Mühendislik, yüzde 22,7’lik oranla gençlerin en çok tercih ettiği meslek oldu. Mühendisliğin ardından yüzde 10,9’luk oranla tıp fakültesi, yüzde 9,3’lük oranla hukuk ve yüzde 7,7’lik oranla psikoloji tercih edildi.


Araştırma şirketi Areda Survey’in bin 100 kişiyle yaptığı araştırma, Türkiye’de en çok tercih edilen bölümleri ortaya koydu. Meslek tercihleri alanında en çok rağbet gören üç bölüm mühendislik, tıp ve hukuk oldu.

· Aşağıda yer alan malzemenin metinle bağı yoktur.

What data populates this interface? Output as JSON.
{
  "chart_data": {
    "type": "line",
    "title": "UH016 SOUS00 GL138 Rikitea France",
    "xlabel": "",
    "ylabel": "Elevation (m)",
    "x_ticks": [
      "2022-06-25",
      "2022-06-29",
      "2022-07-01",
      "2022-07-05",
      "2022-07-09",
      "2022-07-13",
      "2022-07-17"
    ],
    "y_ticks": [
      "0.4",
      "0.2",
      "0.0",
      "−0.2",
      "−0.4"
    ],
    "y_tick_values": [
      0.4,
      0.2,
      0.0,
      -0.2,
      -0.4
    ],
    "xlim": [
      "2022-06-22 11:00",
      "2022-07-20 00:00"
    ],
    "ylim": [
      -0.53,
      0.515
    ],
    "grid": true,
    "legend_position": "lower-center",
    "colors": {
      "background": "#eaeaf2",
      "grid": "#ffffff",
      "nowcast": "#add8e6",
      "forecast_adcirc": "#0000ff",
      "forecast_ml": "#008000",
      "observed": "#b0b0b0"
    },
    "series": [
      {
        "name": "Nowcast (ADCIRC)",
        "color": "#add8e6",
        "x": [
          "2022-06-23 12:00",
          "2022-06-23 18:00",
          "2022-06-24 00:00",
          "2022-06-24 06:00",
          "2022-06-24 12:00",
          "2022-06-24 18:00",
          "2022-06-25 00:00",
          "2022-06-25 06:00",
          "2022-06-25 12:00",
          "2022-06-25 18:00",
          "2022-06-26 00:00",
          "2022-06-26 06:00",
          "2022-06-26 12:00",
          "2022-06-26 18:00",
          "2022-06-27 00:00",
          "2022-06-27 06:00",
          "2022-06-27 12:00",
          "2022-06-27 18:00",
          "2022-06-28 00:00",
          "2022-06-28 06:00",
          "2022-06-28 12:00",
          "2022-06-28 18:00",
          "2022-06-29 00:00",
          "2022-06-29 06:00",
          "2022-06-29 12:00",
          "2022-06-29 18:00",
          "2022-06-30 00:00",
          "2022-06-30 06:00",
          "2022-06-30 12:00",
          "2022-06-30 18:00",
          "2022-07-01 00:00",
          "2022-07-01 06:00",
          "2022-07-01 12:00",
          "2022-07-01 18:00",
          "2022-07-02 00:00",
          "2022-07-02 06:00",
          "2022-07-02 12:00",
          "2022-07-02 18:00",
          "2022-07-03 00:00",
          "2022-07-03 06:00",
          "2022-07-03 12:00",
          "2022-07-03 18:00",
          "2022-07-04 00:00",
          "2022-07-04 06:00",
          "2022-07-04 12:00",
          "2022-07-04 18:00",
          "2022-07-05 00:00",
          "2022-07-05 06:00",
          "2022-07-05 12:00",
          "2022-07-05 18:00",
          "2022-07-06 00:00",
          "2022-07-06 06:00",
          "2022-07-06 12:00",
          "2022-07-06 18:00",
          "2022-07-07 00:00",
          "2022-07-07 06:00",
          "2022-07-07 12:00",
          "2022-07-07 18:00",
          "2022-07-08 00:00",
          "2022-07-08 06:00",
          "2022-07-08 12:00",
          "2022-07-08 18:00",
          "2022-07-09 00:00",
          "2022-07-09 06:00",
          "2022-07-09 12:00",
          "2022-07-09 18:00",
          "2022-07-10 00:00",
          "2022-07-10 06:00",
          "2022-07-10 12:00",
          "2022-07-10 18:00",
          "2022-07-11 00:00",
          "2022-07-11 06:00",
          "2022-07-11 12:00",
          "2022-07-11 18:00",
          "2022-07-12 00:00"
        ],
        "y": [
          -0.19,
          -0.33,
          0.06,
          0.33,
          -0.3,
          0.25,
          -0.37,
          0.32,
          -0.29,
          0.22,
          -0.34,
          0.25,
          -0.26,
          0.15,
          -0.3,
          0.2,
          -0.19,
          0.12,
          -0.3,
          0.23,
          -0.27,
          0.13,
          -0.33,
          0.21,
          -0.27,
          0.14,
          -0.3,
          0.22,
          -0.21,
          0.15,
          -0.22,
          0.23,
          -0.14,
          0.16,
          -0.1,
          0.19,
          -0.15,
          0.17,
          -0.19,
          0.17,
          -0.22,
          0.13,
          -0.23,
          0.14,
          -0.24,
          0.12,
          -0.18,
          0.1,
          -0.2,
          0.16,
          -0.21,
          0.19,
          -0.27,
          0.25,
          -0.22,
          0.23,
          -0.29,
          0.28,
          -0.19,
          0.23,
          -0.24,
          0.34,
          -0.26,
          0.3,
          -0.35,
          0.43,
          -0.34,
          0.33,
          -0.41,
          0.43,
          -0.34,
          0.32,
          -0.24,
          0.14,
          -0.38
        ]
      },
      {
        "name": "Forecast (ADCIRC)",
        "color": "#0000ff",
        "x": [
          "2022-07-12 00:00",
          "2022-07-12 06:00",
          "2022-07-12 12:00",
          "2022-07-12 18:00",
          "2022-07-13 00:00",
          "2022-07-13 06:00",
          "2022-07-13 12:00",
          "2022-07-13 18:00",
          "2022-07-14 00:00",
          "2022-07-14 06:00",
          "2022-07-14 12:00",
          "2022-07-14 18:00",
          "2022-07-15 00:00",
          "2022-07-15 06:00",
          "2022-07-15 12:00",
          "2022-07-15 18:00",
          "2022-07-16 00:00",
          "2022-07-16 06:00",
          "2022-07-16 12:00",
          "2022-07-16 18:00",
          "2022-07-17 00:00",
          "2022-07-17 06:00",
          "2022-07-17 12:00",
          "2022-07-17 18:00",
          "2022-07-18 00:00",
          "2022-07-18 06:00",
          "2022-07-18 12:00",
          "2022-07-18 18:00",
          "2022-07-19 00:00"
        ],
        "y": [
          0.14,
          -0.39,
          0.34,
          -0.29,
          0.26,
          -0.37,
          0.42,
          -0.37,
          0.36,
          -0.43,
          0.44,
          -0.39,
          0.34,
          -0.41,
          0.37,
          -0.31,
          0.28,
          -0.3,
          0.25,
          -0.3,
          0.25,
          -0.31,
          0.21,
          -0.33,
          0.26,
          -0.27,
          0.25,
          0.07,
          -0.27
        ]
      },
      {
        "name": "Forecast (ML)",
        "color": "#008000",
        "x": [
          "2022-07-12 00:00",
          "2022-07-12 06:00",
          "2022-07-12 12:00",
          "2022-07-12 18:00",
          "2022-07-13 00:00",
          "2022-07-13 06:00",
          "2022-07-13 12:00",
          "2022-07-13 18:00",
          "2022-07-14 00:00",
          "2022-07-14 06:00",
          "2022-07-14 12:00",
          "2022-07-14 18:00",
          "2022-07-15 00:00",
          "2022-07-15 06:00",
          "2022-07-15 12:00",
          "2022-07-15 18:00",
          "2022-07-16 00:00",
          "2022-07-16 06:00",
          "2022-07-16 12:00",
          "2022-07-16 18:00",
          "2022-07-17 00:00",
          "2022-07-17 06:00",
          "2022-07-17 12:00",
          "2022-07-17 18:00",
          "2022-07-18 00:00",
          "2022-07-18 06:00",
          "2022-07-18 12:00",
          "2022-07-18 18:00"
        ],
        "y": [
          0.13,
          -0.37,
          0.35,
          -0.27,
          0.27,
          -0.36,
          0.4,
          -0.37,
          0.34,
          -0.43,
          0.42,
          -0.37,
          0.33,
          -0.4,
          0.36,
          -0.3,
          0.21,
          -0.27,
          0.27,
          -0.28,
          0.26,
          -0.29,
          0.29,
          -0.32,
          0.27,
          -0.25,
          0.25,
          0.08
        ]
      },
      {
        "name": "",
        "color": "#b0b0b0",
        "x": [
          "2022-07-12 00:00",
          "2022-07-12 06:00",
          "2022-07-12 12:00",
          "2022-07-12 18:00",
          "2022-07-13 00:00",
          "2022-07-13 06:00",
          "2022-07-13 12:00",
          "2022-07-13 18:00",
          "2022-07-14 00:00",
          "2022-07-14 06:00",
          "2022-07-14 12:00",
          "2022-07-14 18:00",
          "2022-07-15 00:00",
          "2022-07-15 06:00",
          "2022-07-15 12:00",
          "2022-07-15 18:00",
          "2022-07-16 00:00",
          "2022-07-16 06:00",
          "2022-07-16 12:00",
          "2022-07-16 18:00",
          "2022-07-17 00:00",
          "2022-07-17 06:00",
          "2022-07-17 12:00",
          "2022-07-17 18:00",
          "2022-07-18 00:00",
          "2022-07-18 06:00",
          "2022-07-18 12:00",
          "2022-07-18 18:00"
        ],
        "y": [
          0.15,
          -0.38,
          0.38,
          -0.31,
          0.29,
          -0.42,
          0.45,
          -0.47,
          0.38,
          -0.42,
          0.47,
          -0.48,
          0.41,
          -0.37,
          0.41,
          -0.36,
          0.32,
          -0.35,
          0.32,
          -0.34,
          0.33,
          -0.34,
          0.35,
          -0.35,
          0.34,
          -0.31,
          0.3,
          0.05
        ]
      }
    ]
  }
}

Türk halkının meslek tercihinde önceliği ise yüzde 49,4 ile sevdiği alanda çalışmak, yüzde 18,1 ile dolgun maaş ve yüzde 13,2 ile konforlu çalışma olduğu ortaya çıktı.

Hibrit çalışma tercih ediliyor

Meslek tercihi araştırmasında en çok seçilen ilk üç bölüm mühendislik, tıp ve hukuk olurken; ilahiyat, tıp ve diş hekimliği tercih edilmeyecek bölümler arasında yer aldı. Yapılan araştırmada gençlerin uygun gördüğü çalışma şekli ise ‘hibrit çalışma biçimi’ oldu.

‘Meslek tercihinde önceliğiniz nedir?’ sorusunun yer aldığı araştırma, katılımcıların önemsediği ilk şeyin yüzde 49,4 oranıyla sevdiği alanda çalışmak olduğunu ortaya koydu. İkinci sırada yüzde 18,1’lik oranla dolgun maaş gelirken, üçüncü sırada ise 13,2’lik oranla konforlu çalışma alanı yer aldı. Bunların yanı sıra yüzde 10,2’lik kısım iş garantisini tercih etti.

En büyük etken dijital dünya

Araştırma, meslek seçiminde en büyük etkenin dijital dünya olduğu sonucunu ortaya koydu. Yüzde 28’lik kısım dijital dünyadan etkilenirken, yüzde 24,8 ise aile ve akraba çevresini dikkate alıyor. Yapılan araştırmada üçüncü olarak yer alan etken ise yüzde 20,9’luk bir oranla sosyal çevre ve arkadaşlık olarak görülüyor.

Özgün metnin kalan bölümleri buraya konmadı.